Thursday, 11 June 2009
Food, Music, Food, Music, Food, Music, Food, Music, Ad Infinitum...
I admit that when I first cooked this dish I realised too late that I was missing two valuable ingredients: spring onions and shell-on raw prawns. I did have peeled prawns, though, but it was not the same. Since then I have made amends and now I can vouch for this recipe's delicious taste. And my favourite bit, besides eating it, of course? The aroma whilst it's cooking. It's just superb. And yes, it's yet another Nigel Slater's recipe. This blog, and this section in particular, is a fervent follower of Nigel Slater. The full description below has been copied and pasted from his regular column in The Observer newspaper, a publication for which he has written for sixteen years.
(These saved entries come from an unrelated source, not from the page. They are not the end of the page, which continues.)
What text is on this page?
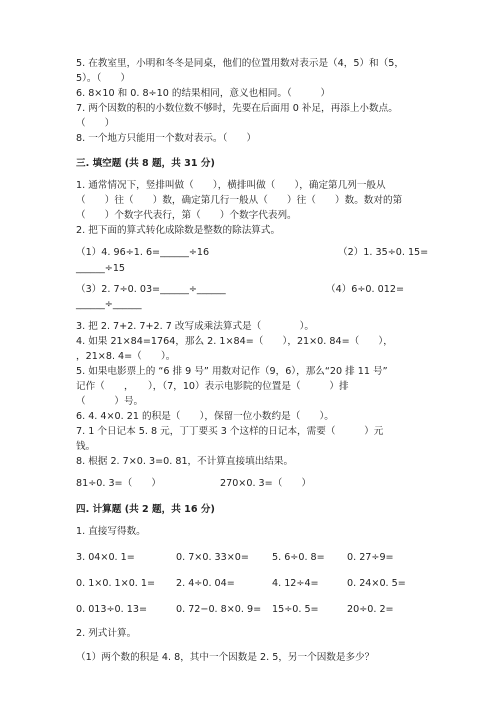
5. 在教室里，小明和冬冬是同桌，他们的位置用数对表示是（4，5）和（5，
5）。（　　）
6. 8×10 和 0. 8÷10 的结果相同，意义也相同。（　　　）
7. 两个因数的积的小数位数不够时，先要在后面用 0 补足，再添上小数点。
（　　）
8. 一个地方只能用一个数对表示。（　　）
三. 填空题 (共 8 题，共 31 分)
1. 通常情况下，竖排叫做（　　），横排叫做（　　），确定第几列一般从
（　　）往（　　）数，确定第几行一般从（　　）往（　　）数。数对的第
（　　）个数字代表行，第（　　）个数字代表列。
2. 把下面的算式转化成除数是整数的除法算式。
（1）4. 96÷1. 6=______÷16	（2）1. 35÷0. 15=
______÷15
（3）2. 7÷0. 03=______÷______	（4）6÷0. 012=
______÷______
3. 把 2. 7+2. 7+2. 7 改写成乘法算式是（　　　　）。
4. 如果 21×84=1764，那么 2. 1×84=（　　），21×0. 84=（　　），
，21×8. 4=（　　）。
5. 如果电影票上的 “6 排 9 号” 用数对记作（9，6），那么“20 排 11 号”
记作（　　，　　），（7，10）表示电影院的位置是（　　　）排
（　　　）号。
6. 4. 4×0. 21 的积是（　　），保留一位小数约是（　　）。
7. 1 个日记本 5. 8 元，丁丁要买 3 个这样的日记本，需要（　　　）元
钱。
8. 根据 2. 7×0. 3=0. 81，不计算直接填出结果。
81÷0. 3=（　　）	270×0. 3=（　　）
四. 计算题 (共 2 题，共 16 分)
1. 直接写得数。
3. 04×0. 1=	0. 7×0. 33×0= 5. 6÷0. 8= 0. 27÷9=
0. 1×0. 1×0. 1= 2. 4÷0. 04=	4. 12÷4=	0. 24×0. 5=
0. 013÷0. 13=	0. 72−0. 8×0. 9= 15÷0. 5=	20÷0. 2=
2. 列式计算。
（1）两个数的积是 4. 8，其中一个因数是 2. 5，另一个因数是多少？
Prawns with Sichuan peppercorns and spring onions
2 fresh hot red chillies
a tsp Sichuan peppercorns
a large pinch of sugar
2 tsp of finely minced (or very finely chopped) ginger
4 cloves of garlic
6 spring onions
6 tbsp groundnut oil
400g large, shell-on raw prawns
Halve the chillies, scrape out the seeds, chop the flesh finely, and put into a small bowl. Put the peppercorns into a non-stick frying pan and toast for a minute or two until fragrant. Tip them out and grind to a fine powder using a spice mill or a pestle and mortar. Add to the chillies with the sugar, minced ginger and a teaspoon of sea salt.
Peel and finely chop the garlic. Trim the spring onions and chop them into fine pieces then add, with the garlic, to the chillies.
Pour the oil into a wok and get it smoking hot. Lower in the prawns and let them cook for a minute, then lift them out with a draining spoon. Add the chilli mixture to the wok and stir it round for a minute or less as it sizzles, so it does not burn.
Return the prawns to the pan, continue cooking for a couple of minutes, then serve immediately and eat while hot and peppery.
The music I selected to go with this dish is also full of aromas. Give me Azam Ali's voice any time. It brings much solace and warmth to my soul, just like this dish.
Cassandra Wilson's take on this Bob Marley's classic is, in my humble opinion, a classic itself.
Frank Black, who is one of the few performers I have heard doing an excellent version of 'Dirty Old Town', regales us a tune that burns your insides in the same way those chillies and ginger seethe on the pan.
And last but not least, a good old tango, because whenever I'm cooking a simple dish as the one above I have simple but deep music on in the background. And Astor Piazzolla is one of those artists who is capable of bringing the full flavour of music to any song he performs, just like spring onions and garlic. Enjoy.